We could argue hypotheticals until the cows come home. Have any pictures of bloated (and recognizable) loved ones been published on the front pages? I am arguing for documentation via photography not for sensationalism and exploitation. For what it’s worth, the thought of my mother/father/sister/brother/daughter/son/Aunt/Uncle/niece/nephew/neighbor/friend drowning in an attic or floating in the sewage or dead in a wheelchair on an overpass would haunt me for life. I wouldn’t need a photo. It would be redundant.

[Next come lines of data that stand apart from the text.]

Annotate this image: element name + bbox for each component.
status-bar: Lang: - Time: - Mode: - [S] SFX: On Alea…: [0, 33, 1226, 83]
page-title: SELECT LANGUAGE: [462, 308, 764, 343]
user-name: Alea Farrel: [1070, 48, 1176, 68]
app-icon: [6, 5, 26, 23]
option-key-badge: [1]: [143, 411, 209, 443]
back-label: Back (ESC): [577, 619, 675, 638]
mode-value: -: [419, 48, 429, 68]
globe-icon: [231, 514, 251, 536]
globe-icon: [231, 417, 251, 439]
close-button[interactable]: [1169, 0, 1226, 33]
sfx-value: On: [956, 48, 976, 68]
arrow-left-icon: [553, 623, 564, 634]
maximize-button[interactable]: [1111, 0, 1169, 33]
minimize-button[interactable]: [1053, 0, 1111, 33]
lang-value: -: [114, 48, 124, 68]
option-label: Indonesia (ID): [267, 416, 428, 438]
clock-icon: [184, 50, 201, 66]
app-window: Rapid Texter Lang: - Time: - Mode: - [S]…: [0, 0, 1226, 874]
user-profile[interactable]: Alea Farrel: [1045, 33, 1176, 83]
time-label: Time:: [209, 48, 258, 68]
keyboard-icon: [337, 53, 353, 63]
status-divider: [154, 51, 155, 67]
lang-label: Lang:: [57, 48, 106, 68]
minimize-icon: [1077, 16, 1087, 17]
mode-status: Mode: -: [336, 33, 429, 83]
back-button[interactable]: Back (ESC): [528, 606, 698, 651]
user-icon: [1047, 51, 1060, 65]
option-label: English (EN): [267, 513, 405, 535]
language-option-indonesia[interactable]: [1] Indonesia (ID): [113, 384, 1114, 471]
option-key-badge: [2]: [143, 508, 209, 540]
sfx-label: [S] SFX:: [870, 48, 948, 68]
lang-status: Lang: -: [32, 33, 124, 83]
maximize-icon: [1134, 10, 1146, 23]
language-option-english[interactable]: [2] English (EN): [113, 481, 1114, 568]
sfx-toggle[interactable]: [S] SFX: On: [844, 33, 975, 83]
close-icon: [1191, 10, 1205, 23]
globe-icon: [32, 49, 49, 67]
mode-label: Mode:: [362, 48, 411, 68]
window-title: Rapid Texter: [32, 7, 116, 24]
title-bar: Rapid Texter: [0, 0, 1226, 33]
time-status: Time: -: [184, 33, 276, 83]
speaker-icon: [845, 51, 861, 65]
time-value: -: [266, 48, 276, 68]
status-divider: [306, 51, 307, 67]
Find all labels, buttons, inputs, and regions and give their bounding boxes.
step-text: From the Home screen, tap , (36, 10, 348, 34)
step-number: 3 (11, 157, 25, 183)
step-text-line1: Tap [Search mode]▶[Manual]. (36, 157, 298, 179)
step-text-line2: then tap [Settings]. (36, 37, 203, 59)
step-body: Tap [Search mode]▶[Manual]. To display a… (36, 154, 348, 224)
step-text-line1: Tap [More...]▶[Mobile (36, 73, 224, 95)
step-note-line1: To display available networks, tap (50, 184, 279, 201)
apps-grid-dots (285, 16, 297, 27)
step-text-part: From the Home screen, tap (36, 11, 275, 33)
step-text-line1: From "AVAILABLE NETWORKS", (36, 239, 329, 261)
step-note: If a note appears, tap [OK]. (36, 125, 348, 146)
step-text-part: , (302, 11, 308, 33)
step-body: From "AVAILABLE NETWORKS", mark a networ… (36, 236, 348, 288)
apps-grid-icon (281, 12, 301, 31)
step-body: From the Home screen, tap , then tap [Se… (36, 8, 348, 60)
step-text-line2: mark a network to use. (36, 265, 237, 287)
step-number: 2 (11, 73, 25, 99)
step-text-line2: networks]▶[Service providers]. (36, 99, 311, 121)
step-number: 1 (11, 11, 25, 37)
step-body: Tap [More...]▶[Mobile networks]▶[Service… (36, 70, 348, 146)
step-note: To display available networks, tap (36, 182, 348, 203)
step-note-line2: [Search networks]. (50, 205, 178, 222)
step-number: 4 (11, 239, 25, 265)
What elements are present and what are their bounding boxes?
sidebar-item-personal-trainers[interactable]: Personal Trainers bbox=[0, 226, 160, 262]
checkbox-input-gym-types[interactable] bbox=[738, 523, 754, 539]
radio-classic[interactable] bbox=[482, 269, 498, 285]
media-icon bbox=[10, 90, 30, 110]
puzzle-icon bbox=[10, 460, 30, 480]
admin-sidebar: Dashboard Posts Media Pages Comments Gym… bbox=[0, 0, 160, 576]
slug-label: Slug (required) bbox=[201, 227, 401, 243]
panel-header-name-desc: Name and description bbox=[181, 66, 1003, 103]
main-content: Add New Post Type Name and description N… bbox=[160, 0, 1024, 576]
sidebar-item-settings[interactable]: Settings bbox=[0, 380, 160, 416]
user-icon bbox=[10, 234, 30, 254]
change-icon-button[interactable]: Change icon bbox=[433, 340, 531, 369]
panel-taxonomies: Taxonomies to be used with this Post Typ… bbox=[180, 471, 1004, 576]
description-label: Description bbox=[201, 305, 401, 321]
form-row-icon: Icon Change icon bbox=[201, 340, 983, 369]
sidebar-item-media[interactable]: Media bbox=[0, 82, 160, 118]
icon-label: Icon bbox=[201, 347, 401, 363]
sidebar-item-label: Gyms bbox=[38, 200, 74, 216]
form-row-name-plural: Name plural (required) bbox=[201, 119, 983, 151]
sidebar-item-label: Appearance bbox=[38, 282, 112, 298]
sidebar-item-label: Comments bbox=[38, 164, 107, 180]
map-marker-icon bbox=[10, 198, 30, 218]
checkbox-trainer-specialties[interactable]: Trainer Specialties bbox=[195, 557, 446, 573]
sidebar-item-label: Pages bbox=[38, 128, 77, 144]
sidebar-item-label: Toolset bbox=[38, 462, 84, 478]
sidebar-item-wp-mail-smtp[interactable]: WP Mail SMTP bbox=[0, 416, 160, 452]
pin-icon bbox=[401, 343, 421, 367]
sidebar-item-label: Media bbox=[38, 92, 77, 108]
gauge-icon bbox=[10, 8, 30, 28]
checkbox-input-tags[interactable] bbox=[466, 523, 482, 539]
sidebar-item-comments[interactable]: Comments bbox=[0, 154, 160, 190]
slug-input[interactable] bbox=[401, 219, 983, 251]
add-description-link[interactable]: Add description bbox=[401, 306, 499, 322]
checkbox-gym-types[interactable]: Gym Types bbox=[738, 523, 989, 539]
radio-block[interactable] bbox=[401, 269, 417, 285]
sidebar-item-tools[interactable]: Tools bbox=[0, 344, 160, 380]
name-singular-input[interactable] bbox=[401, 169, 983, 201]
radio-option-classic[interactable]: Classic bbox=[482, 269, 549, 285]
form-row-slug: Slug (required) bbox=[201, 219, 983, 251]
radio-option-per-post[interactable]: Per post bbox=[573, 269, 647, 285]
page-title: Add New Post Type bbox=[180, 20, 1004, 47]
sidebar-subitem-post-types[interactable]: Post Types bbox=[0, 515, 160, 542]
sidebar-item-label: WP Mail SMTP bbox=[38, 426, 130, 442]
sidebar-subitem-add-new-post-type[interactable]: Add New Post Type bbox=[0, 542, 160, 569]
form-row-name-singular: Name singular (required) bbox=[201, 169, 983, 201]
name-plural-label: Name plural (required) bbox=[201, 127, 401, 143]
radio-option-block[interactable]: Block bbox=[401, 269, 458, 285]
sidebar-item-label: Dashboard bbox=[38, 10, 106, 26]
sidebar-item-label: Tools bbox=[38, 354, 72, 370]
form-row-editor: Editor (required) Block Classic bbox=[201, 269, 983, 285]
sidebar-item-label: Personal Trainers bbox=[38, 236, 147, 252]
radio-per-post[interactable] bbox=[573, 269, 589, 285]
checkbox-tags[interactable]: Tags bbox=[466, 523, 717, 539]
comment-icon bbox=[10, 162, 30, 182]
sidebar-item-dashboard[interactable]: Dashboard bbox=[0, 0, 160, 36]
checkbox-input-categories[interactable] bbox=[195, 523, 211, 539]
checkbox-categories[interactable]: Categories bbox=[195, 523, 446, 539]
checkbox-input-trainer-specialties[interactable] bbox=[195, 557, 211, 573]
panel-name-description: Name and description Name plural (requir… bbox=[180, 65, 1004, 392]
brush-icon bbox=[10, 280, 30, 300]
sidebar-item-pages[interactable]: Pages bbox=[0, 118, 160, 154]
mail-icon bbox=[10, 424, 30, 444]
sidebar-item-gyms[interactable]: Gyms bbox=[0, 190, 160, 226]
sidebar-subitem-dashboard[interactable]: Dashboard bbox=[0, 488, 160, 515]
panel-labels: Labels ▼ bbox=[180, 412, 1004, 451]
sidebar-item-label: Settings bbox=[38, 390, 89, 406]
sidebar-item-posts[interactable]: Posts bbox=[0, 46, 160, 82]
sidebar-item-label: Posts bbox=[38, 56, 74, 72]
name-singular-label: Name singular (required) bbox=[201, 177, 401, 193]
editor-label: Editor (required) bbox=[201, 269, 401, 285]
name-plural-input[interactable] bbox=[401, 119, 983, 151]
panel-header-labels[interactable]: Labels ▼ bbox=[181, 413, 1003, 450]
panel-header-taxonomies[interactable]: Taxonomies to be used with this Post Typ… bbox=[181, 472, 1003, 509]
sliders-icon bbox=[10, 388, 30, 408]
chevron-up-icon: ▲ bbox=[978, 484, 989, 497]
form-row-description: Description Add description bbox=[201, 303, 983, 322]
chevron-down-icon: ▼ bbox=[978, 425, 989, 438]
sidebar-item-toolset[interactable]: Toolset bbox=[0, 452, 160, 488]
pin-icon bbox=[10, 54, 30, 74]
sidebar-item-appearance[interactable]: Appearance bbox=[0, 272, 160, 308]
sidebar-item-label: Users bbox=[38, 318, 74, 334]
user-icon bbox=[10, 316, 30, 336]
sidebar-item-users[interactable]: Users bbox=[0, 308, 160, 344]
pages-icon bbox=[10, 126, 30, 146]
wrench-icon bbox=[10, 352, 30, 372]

Full retreat from “zero access”:

Nicely out General! :stuck_out_tongue:

Put dammit, Nicely Put General.

Askia, Here’s the problem I’m having wtih what you’re saying. On the one hand you are in favor of surpressing photos of 911 victims because they might have so enraged people that they may have been tempted to act out against those they perceived to be responsible in a violent way (hate crimes). Yet, as far as the Katrina victims, you think those pictures should be seen, even if they so enrage people that they might be tempted to act out against those who they perceive to be responsible in a violent way.
I could understand either position regarding the supression of photos of corpses, but you do not seem to have a principled stance. Or, at least, I don’t see one to be classified as such.
Also, do you think that every death should be used to marshall anger toward the elected officials? If one of the first winds blew a two-by-four through a man’s chest or knocked him out and pinned him under a car as the waters came—before the levee broke—should photos of his corpse be used to inflame the public over Katrina and direct people’s anger “toward the city, state and federal efforts and their lack of a strong, coordinated response”? If not, how do you know which bodies are of righteous use and which would be implicating fault unfairly?

Yes.

Let’s never forget that the government works for the people, not the other way around. When our government screws up, we’re supposed to be inflamed and demand the (ir)responsible parties be replaced with competent people ASAP.

And to stretch the 9/11-Katrina comparison a tad further, I don’t think anyone seriously believes that if the public is “inflamed” against the goverment agencies involved will misdirect their outrage at an innocent party, such as the Department of Motor Vehicles.

Did you skip over part of that sentence? Or did you intend to have your reply take into accoount the idea of viloence?:

“So, it would be okay if these pictures inflamed the public and encourages anger and violence against people in the government?”

My bet is that Mayor Nagin is hoping that people’s anger toward those responsible isn’t inflamed in the coming days and weeks.

You’re right. And if we could be certain that the photos wouldn’t be used in yellow-journalism fashion, I would feel more comfortable with the proposition.

I agree again. And I certainly wouldn’t need it either. But the question is, would you prefer to see them in newspapers or magazines or not? I’d vote for no.

Askia, as far as the picture of Emmitt Till, whatever was done to his young body by water and other forces of nature does nothing to increase my disgust for what was done to him by the hate and ignorance of man. I did not look at it. I do not need to. Nothing is to be gained. If his body was found perfectly pristine I do not think it mitigates the heinousness of the act one iota.

Absolutely. But the fact that his body was mutilated nearly beyond recognition does exacerbate the heinousness.

Let’s just say I’d rather have a populace that’s so pissed off at the incompetence of the government that they’re willing to grab the torches and Frankenstein rakes and seriously demand our leaders get their sh*t together over a bunch of apathetic ninnies who couldn’t be bothered to vote because they needed the ten minutes to watch American Idol instead.

I thinik it depends on who does the mutilating. If it is done by the criminals, I agree. If done ny the ravages of time and nature, not so much.

I think you skipped over one of my posts. Could you please respond to # 134. Thanks.